The wording of the section in the United States Code that governs the issue of the insanity defense is very specific on this:
First, that the insanity defense “is an affirmative defense to a prosecution under any Federal statute that, at the time of the commission of the acts constituting the offense, the defendant, as a result of a severe mental disease or defect, was unable to appreciate the nature and quality or the wrongfulness of his acts. Mental disease or defect does not otherwise constitute a defense.”
Secondly, “The defendant has the burden of proving the defense of insanity by clear and convincing evidence.”
Chin emphasizes this point. “Just being severely mentally ill in no way means that the insanity defense is available.”
“You have to be unable to appreciate the nature and quality of the wrongfulness of your act,” Chin said. For instance, he said, if “you think you are in a video game,” or, the classic example he said, is that “you think you’re squeezing lemons when really you’re strangling somebody.”
There is rarely need to prove the facts of such a case. As in the Loughner case, where there are eyewitnesses to the shooting and in which he was tackled to the ground while trying to reload his gun, “what happened is never really at issue,” said Delahunt. “It’s a question of why it happened.”
The government, on its end, will try to prove that Loughner can be held responsible for his actions by illustrating that his actions were premeditated and planned, or that the person had the “ability to conform” and at least put on a show of a normal life. They will look, Delahunt said, at “every step of his day” leading up to the shooting: “where he parked…how he concealed the gun as he walked from the car to the place where he fired from,” the fact that he was “using a high capacity clip” as opposed to an ordinary one, that he was “changing clips when they tackled him — that all shows functionality, that all shows understanding of how firearms work.” Any form of planning like that “shows preparation,” Delahunt said. The fact that he hid the gun suggests an “ability to conform.”
“I’d do a time line back in time as far as you can go,” Delahunt says. “Was he taking classes? Working a job? Keeping medical appointments?” he asked, continuing, “Did he do anything like that that a normal person is capable of doing?”
All of which, Delahunt said, would suggest that he had the capacity to live something resembling “a normal life” and to conform.

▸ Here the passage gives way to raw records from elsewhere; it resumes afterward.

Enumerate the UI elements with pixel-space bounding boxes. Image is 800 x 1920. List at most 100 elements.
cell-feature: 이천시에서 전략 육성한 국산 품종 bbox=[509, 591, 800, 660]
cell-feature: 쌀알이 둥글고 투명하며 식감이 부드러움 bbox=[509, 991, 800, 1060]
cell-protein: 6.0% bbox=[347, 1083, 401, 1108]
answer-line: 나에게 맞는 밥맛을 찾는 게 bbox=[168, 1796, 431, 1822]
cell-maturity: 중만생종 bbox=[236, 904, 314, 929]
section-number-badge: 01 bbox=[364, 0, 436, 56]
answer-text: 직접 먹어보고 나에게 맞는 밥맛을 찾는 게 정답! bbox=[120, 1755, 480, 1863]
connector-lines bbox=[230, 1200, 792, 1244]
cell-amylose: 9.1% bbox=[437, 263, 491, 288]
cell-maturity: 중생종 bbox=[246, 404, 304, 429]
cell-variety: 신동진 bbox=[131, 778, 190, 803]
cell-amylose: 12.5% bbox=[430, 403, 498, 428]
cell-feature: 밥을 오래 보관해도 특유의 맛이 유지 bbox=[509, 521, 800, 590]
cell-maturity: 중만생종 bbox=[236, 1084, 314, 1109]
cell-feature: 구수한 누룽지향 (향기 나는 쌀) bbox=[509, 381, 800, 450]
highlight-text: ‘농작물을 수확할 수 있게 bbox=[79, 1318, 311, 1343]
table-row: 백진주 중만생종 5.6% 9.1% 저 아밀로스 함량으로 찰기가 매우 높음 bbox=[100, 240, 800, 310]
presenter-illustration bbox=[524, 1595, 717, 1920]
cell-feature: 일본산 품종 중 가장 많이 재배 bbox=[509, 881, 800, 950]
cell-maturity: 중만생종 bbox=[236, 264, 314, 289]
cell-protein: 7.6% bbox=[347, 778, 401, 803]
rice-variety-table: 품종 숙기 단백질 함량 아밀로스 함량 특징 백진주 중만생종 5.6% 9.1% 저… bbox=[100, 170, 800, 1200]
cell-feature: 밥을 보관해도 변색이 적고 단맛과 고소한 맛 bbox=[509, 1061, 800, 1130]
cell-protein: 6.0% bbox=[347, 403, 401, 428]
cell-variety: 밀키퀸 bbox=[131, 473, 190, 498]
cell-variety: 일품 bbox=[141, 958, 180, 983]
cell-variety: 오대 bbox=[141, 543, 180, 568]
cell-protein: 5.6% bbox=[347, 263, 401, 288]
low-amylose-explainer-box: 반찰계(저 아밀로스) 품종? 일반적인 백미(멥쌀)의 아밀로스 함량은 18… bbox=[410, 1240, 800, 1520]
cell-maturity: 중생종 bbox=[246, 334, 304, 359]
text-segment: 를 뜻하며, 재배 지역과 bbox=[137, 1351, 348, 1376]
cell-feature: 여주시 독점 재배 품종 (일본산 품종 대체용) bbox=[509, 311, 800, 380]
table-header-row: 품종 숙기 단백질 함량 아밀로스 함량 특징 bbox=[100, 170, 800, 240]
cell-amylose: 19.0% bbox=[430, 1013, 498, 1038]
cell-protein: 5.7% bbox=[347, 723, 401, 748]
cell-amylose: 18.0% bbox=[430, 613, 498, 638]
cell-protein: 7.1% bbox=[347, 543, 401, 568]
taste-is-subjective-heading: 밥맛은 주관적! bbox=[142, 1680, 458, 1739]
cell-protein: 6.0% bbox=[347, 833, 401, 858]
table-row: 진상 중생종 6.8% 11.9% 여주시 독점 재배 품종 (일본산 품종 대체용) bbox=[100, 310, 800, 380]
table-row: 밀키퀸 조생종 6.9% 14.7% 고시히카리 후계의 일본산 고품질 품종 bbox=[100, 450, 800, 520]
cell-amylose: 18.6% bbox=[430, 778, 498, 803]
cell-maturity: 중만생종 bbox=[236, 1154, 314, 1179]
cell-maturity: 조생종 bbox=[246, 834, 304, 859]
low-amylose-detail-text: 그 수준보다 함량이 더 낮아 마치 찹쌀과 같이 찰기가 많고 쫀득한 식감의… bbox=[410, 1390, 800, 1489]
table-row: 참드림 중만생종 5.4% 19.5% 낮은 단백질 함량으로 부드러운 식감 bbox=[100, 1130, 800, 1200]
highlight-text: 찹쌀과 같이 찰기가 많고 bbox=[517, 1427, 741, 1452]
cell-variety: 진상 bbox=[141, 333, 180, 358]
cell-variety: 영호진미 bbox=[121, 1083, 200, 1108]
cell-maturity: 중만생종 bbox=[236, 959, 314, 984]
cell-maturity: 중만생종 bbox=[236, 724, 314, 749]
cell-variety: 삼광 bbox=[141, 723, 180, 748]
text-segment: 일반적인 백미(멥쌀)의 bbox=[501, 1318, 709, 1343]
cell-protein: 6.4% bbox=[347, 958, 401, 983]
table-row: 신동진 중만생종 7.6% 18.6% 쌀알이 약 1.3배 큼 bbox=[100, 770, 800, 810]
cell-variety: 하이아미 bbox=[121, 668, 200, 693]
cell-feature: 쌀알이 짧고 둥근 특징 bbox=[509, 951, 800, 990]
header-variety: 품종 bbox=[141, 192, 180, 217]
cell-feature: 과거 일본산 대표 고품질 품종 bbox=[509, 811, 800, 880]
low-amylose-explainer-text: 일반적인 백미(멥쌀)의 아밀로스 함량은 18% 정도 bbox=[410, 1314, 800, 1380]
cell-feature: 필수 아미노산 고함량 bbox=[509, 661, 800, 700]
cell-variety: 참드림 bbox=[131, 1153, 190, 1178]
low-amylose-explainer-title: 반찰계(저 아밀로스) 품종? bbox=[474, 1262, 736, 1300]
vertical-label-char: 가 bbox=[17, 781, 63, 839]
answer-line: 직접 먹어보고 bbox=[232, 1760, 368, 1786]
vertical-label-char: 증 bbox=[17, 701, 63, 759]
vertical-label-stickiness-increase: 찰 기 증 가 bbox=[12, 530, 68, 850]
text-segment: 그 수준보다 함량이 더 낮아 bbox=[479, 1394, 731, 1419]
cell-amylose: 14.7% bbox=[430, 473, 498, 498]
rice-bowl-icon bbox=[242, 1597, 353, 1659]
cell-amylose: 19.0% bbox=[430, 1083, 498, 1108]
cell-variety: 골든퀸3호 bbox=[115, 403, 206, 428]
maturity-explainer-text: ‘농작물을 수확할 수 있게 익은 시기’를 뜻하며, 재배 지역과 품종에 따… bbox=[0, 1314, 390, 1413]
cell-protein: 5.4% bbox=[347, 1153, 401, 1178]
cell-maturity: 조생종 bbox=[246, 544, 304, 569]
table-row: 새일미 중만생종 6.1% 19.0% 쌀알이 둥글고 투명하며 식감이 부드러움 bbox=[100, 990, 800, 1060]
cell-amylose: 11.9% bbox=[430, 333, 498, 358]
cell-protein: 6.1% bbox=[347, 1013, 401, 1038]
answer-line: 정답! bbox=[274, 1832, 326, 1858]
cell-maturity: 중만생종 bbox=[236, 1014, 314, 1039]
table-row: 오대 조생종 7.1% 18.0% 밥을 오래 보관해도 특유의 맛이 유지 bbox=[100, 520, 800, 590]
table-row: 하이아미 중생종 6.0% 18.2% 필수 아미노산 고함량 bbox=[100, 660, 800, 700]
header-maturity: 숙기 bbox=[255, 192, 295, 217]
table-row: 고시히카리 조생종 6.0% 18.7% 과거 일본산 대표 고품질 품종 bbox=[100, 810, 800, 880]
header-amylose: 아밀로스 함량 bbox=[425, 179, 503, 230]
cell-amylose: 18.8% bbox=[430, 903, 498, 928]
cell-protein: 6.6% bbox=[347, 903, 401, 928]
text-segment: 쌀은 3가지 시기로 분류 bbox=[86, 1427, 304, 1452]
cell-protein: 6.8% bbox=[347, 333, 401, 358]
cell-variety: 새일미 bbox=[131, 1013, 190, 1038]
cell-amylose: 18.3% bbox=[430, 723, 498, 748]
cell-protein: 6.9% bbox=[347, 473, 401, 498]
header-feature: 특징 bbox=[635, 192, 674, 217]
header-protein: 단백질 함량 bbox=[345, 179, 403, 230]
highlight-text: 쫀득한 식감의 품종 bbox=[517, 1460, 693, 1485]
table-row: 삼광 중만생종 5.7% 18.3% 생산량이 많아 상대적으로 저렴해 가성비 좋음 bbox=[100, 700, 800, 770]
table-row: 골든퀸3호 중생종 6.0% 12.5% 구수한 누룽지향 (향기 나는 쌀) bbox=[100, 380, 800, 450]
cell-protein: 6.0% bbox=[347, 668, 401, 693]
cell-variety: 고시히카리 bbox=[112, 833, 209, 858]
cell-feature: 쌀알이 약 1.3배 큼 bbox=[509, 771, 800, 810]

Ultimately, the insanity defense is “rarely raised, and even more rarely successful,” Chin said. “People have to be pretty far gone to get an insanity defense.”
Delahunt said the same thing, noting that “oftentimes the common denominator is that the police had a video tape statement or interview of the accused shortly after the crime, and they look crazy, they look troubled, they look like they’re mentally ill.”

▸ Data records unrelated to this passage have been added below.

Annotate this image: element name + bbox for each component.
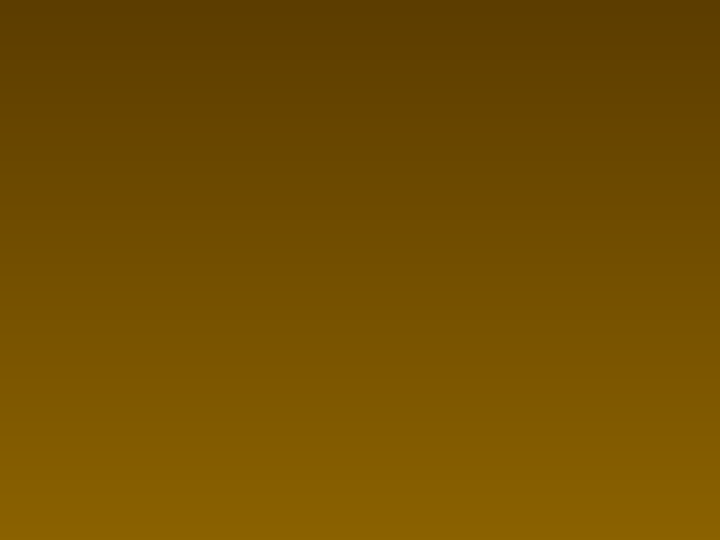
Text: Element: Element bbox=[194, 158, 279, 178]
Text: 51.0 – 55.0: 51.0 – 55.0 bbox=[351, 196, 460, 215]
Text: Carbon: Carbon bbox=[163, 196, 233, 215]
Bar bbox=[154, 150, 467, 185]
Text: Hydrogen: Hydrogen bbox=[163, 223, 257, 242]
Text: %: % bbox=[383, 158, 402, 178]
Text: Oxygen: Oxygen bbox=[163, 276, 238, 295]
Text: Elemental composition of protein: Elemental composition of protein bbox=[129, 87, 636, 117]
Text: 0.0 – 1.5: 0.0 – 1.5 bbox=[376, 330, 460, 349]
Text: Phosphorous: Phosphorous bbox=[163, 330, 287, 349]
Text: 21.5 – 23.5: 21.5 – 23.5 bbox=[351, 276, 460, 295]
Text: Nitrogen: Nitrogen bbox=[163, 250, 246, 269]
Text: 0.5 – 2.0: 0.5 – 2.0 bbox=[376, 303, 460, 322]
Text: Sulfur: Sulfur bbox=[163, 303, 220, 322]
Text: 6.5 – 7.3: 6.5 – 7.3 bbox=[375, 223, 460, 242]
Text: Aulani "Biokimia" Presentation 5: Aulani "Biokimia" Presentation 5 bbox=[256, 450, 482, 464]
Text: 15.5 – 18.0: 15.5 – 18.0 bbox=[351, 250, 460, 269]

Loughner’s mug shot might seem to fit that bill, but even that would likely not be sufficient.
“To persuade a jury that he’s lacking in criminal responsibility by reason of mental disease and defect,” Delahunt says, “you’re going to need a lot more than that.”
Someone “can be a son of bitch; just a mean, nasty, vicious son of a bitch and do horrible things,” Delahunt said. “It doesn’t mean that they’re mentally ill, and at the same time they can be mentally ill and still be criminally responsible.”
Nonetheless, “in a case like this,” according to Chin, “mental health issues are going to be at issue all the way along the way…they are relevant to plea bargaining and sentencing because mental illness…in many instances will be regarded as a mitigating factor.”
“Even if they don’t have a defense,” he said, in the case of someone who is clearly mentally ill, a judge “might give them a lower sentence than somebody who is calm cool and collected when the crime is committed.”